Neurophysiological Characteristics Of Restless Legs Syndrome In Parkinson’s Disease
Aim of the study: To investigate the neurophysiological features of restless legs syndrome (RLS) in Parkinson’s disease (PD).
Methods: We used International RLS Severity Scale and investigated somatosensory evoked potentials (SEPs), blink reflex (BR) and sympathetic skin response (SSR). 75 patients with PD were examined at the age of 40-70 years: 36 with RLS (RSL+) and 39 – without RLS (RLS-). 30 healthy individuals were included in the control group.

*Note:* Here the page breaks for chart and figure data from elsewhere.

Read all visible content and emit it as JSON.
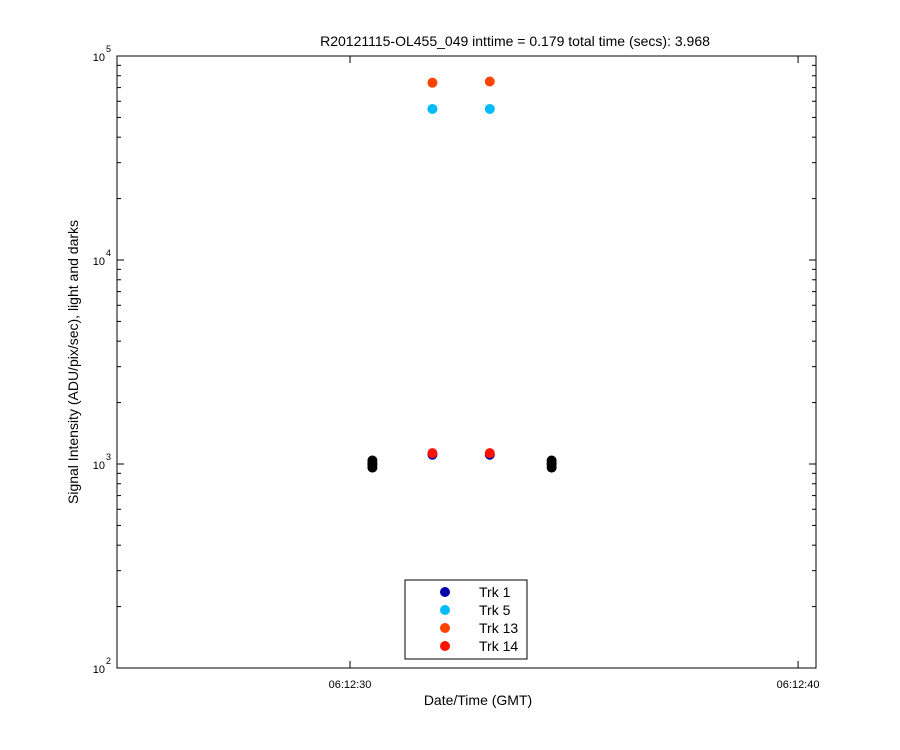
{
  "chart_data": {
    "type": "scatter",
    "title": "R20121115-OL455_049 inttime = 0.179 total time (secs): 3.968",
    "xlabel": "Date/Time (GMT)",
    "ylabel": "Signal Intensity (ADU/pix/sec), light and darks",
    "yscale": "log",
    "ylim": [
      100,
      100000
    ],
    "xlim": [
      "06:12:24.8",
      "06:12:40.4"
    ],
    "x_ticks": [
      "06:12:30",
      "06:12:40"
    ],
    "y_ticks": [
      {
        "base": "10",
        "exp": "2",
        "value": 100
      },
      {
        "base": "10",
        "exp": "3",
        "value": 1000
      },
      {
        "base": "10",
        "exp": "4",
        "value": 10000
      },
      {
        "base": "10",
        "exp": "5",
        "value": 100000
      }
    ],
    "grid": false,
    "legend_position": "bottom-center",
    "series": [
      {
        "name": "Trk 1",
        "color": "#0000aa",
        "x": [
          "06:12:31.84",
          "06:12:33.12"
        ],
        "y": [
          1110,
          1110
        ]
      },
      {
        "name": "Trk 5",
        "color": "#00bbff",
        "x": [
          "06:12:31.84",
          "06:12:33.12"
        ],
        "y": [
          55000,
          55000
        ]
      },
      {
        "name": "Trk 13",
        "color": "#ff4400",
        "x": [
          "06:12:31.84",
          "06:12:33.12"
        ],
        "y": [
          74000,
          75000
        ]
      },
      {
        "name": "Trk 14",
        "color": "#ff1100",
        "x": [
          "06:12:31.84",
          "06:12:33.12"
        ],
        "y": [
          1130,
          1130
        ]
      }
    ],
    "darks": {
      "color": "#000000",
      "x": [
        "06:12:30.5",
        "06:12:30.5",
        "06:12:30.5",
        "06:12:30.5",
        "06:12:34.5",
        "06:12:34.5",
        "06:12:34.5",
        "06:12:34.5"
      ],
      "y": [
        960,
        990,
        1010,
        1040,
        960,
        990,
        1010,
        1040
      ]
    }
  }
}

Results: SEPs study revealed that in the RLS+, the inter-peak intervals (IPI) N9–N13, N11–N13 were significantly shorter and the IPI N13-N20 was longer as compared with the RLS- group. A significant increase in the amplitudes N20-P23 and N13-P18 was observed in the RLS+, which reflects sensitization processes in patients with RLS. A trend to hyperexcitability responses of BR was observed, which can reflect insufficiency of the inhibitory mechanisms at the segmental level and deficiency of supraspinal descending control in PD patients with RLS. SSR study revealed prolonged latency and an increase in the amplitude in the RLS+ group and positive correlation between the severity of RLS (according to International RLS Severity Scale) and SSR latency.
Conclusion: A change in the complex interaction between the peripheral, spinal and cerebral divisions of the nervous system was revealed in RLS. Identified somatosensory disturbances and changes in the brainstem and spinal reflexes probably determine the clinical features of RLS in PD.